Exploration of potential jarosite biomineralization mechanism based on extracellular polymer substances of Purpureocillium lilacinum Y3

In the present study, the mechanism of jarosite biosynthesis mediated by extracellular polymer substances (EPSs) of Purpureocillium lilacinum strain Y3 at gene level was investigated. Yellow-ocher jarosite minerals covered mycelia pellets entirely within 72h, corresponding to a reduction of Fe3+ of 70.9% in the biomineralization process induced by P. lilacinum Y3. The maximum biomass accumulation reached to 12.9 g/L in pure culture, 2.8 g/L with only 0.02M Fe3+ addition, and 6.4 g/L with both 0.02M Fe3+ and 0.1M K+ addition, respectively, indicating that jarosite biosynthesis largely alleviated the inhibition of Fe3+ to the fungal strain. Thereafter, the analysis of EPSs compositions suggested that protein content was affected more evidently than polysaccharides in the biomineralization system.

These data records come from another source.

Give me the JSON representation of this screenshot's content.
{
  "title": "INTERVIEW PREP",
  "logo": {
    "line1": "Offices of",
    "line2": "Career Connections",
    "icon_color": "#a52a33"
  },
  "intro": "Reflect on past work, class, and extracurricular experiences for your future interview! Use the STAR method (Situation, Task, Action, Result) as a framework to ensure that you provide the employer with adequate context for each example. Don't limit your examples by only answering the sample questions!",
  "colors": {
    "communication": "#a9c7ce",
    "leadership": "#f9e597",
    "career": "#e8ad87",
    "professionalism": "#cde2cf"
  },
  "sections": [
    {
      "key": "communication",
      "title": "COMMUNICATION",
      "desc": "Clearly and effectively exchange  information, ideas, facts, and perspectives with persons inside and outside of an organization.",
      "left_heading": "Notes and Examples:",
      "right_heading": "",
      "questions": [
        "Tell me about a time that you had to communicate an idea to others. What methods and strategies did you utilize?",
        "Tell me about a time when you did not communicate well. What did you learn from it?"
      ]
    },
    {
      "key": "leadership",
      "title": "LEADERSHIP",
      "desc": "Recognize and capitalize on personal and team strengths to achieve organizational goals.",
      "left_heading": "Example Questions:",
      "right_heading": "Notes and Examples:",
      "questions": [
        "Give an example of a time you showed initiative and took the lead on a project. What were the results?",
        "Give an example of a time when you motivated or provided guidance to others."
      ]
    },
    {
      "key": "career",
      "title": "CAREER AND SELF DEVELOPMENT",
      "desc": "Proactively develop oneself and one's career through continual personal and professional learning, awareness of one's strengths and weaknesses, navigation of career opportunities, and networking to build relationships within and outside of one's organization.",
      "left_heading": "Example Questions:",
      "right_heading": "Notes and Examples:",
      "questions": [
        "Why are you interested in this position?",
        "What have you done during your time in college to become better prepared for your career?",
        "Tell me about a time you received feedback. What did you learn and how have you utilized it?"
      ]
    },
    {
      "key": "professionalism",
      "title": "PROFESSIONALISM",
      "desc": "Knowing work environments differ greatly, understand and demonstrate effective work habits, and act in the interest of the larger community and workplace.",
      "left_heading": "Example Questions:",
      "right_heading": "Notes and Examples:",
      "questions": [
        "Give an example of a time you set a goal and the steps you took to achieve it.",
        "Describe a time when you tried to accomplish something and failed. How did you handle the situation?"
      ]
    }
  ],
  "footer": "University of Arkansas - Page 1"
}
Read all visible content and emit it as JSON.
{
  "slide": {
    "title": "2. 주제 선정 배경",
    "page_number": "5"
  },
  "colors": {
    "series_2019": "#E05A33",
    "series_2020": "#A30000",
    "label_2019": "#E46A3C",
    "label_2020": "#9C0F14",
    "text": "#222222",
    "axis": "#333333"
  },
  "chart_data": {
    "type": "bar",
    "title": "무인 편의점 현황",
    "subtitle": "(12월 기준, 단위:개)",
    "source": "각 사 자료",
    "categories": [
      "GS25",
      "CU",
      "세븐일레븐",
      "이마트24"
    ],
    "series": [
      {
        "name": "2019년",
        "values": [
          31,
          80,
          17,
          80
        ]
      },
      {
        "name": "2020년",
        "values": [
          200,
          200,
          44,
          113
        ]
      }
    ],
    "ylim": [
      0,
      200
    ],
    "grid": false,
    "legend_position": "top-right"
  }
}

Furthermore, real time quantitative PCR assays revealed that signal transduction genes and abundance of membrane transporters were activated quickly in responding to the stimulation of Fe3+ and fungus-mineral interactions. Then, the expression of adhesive proteins and extracellular proteins was highly up-regulated to facilitate the formation of jarosite minerals on the cell surface. Finally, X-ray photoelectron spectroscopy analysis supported that amine, carboxyl, phosphate groups present on the mycelia provided Fe3+ and K+ binding sites for biosynthesis of jarosite.